Court Opinion

ID: 9486162
Source: CourtListenerOpinion
Date Created: 2023-08-05 11:39:41.409229+00
Date Added: 2024-06-11T17:51:33.514418
License: Public Domain

RIPPLE, Circuit Judge,
concurring.
I concur in the judgment of the court. The plurality opinion writes more broadly than is necessary to decide the case before us, and I believe that it would be prudent for the court to wait until another day when those issues are presented more starkly and more fully than they have been in this case. For the present, it is sufficient to conclude that this court’s decision in Evans v.

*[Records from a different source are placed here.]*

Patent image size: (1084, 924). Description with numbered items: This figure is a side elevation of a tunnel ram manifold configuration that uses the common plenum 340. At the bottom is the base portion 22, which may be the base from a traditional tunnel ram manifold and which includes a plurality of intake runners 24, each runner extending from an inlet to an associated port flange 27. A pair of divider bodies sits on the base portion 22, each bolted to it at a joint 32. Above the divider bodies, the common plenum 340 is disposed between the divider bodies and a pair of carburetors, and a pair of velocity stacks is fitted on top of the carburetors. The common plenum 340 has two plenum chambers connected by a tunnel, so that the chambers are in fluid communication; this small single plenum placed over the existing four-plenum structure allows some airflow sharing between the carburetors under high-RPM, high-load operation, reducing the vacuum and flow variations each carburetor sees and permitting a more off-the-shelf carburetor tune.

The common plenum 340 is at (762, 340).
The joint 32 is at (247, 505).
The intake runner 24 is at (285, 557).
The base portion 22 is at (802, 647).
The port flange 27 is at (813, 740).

City of Chicago, 873 F.2d 1007 (7th Cir.1989) (Evans II), changed the prevailing law to such a degree as to make further enforcement of the consent decree by the district court inappropriate under the standards set forth by the Supreme Court in Rufo v. Inmates of the Suffolk County Jail, — U.S. -,- - -, 112 S.Ct. 748, 762-64, 116 L.Ed.2d 867 (1992). Although Evans II addressed only the equal protection issue, that was the only issue tendered to the court on appeal by the plaintiffs. Certainly, as the plurality opinion points out, the merits of the due process argument, as presented in earlier stages of the litigation, could not have survived the holding of Evans II had it been presented for decision by the plaintiffs. Indeed, given the history of this litigation, it is fair to say that it did not survive. See Evans II, 873 F.2d at 1012 n. 11. On this basis, I concur in the judgment of the court.